Toyota to Invest $1 Billion in Artificial-Intelligence Firm
Toyota’s investment signals it is accelerating plans to develop “smart” cars
TOKYO— Toyota Motor Corp. is pushing back against technology companies that are muscling in on its automotive turf, saying Friday that it would spend at least $1 billion on a Silicon Valley research center to study autonomous driving and robotics.
The move shows that the world’s largest auto maker is shedding some of its caution and accelerating plans to develop “smart” cars. Auto makers are rushing to set up labs in the home of the tech industry as new players such as Google Inc. pour money intoresearch on self-driving technologies.
The Toyota Research Institute will be headed by Gill Pratt, a prominent expert on artificial intelligence who joined Toyota from the U.S. Defense Advanced Research Projects Agency earlier this year. Analysts say the $1 billion commitment, spread out over five years, is one of the biggest investments in Silicon Valley by an auto maker, though it is only a fraction of Toyota’s roughly $46 billion cash hoard.
“This is the first small step that allows us to go beyond automobiles and make use of the Toyota group’s potential by utilizing artificial intelligence,” Toyota President Akio Toyoda said.
Mr. Pratt said that in addition to studying driving technologies, the lab will conduct basic research on robotics for homes, factories and the health-care sector and will work on developing advanced materials that could be used in cars. The initial investment could grow as the research center delves into areas beyond autos, he said.
Mr. Toyoda, who drives race cars in his spare time, has expressed less enthusiasm than executives of some other auto makers and technology companies for fully driverless cars, maintaining that cars should be “fun to drive,” as the company’s advertising slogan puts it. But Toyota recently began road tests of an autonomous driving system called “Highway Teammate,” and the company has said it wants to bring related technologies to market around 2020.
Mr. Pratt said Friday that the new lab would work on technologies that are aimed at aiding human drivers by making cars safer and more accessible, especially to aging consumers—a fast-growing segment of the population in Japan.
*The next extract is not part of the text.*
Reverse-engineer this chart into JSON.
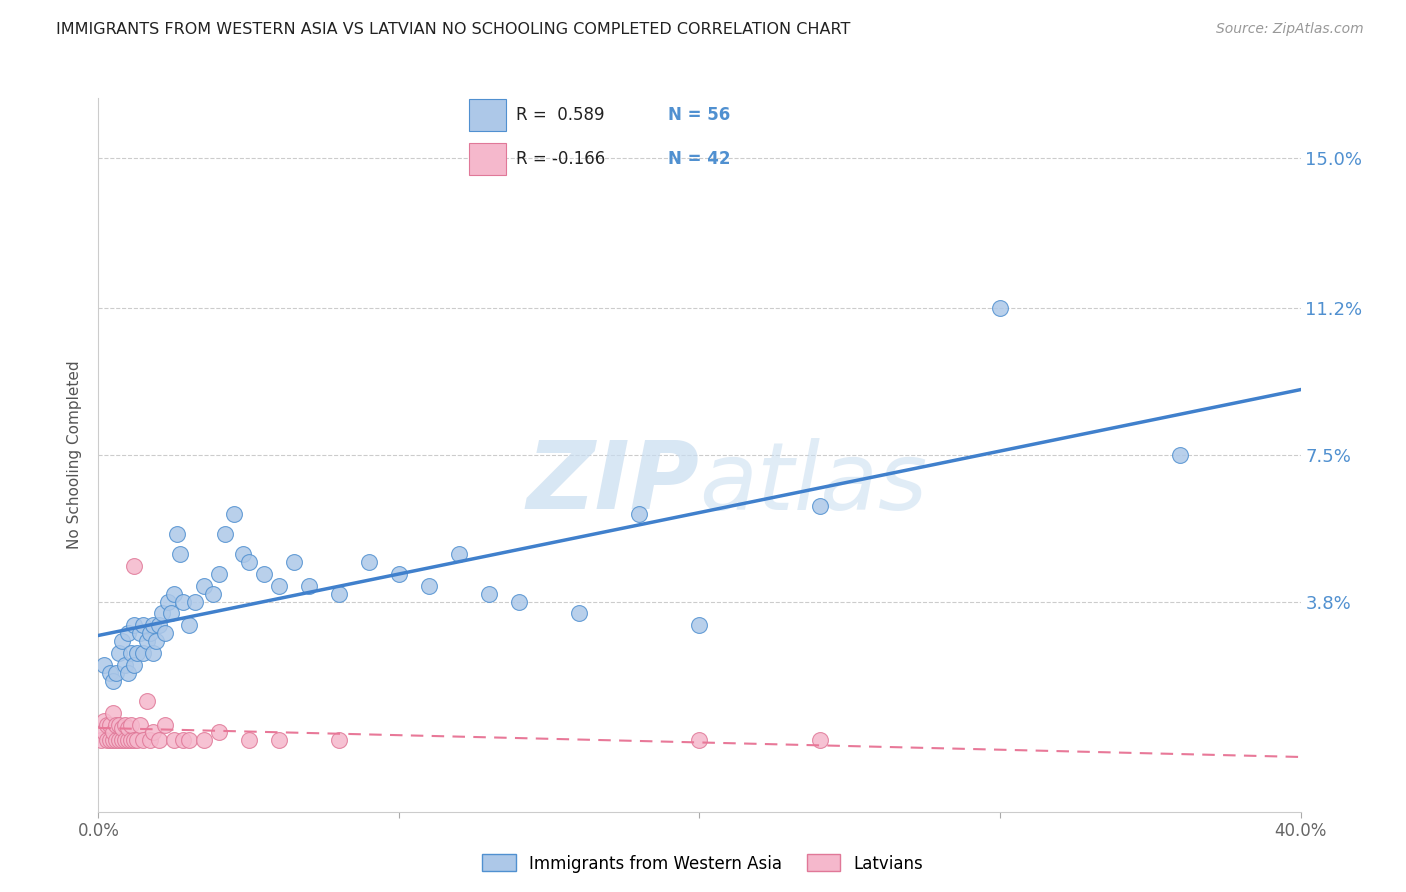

He said the research center would also study fully automated driving, an approach that Google has championed. While existing technology can cope with routine conditions, autonomous driving systems still struggle when they encounter out-of-the ordinary situations such as adverse weather or degraded roadways, Mr. Pratt said.
“Almost all the car manufacturers, and Google, have shown the easy part,” he said in an interview. “Now it’s time to do the hard part.”
Many of the major U.S., European and Japanese auto makers, along with some parts suppliers, already have Silicon Valley research outposts to study autonomous driving and other advanced technologies. They are keeping a wary eye on developments at Google, Apple Inc., Uber Technologies Inc. and other technology companies pushing into the automotive industry.
Auto makers are also concerned that a new generation of consumers is less interested in cars than in smartphones and other gadgets. Car makers are responding by adding more Internet connectivity and other technology features to cars.
“The rapid adoption of advanced technology for the purposes of autonomous driving and connected car services means car companies have to act more like tech startups than traditional auto makers,” said Karl Brauer, an analyst at Kelley Blue Book.
The Toyota Research Institute will be based in Palo Alto, Calif., the home of Stanford University, with a branch in Cambridge, Mass., near the Massachusetts Institute of Technology. The car maker previously announced research projects in artificial intelligence with those universities.
“What we will do is engage in a whole variety of high-risk, high-reward projects and assume that only a small subset will be successful,” Mr. Pratt said.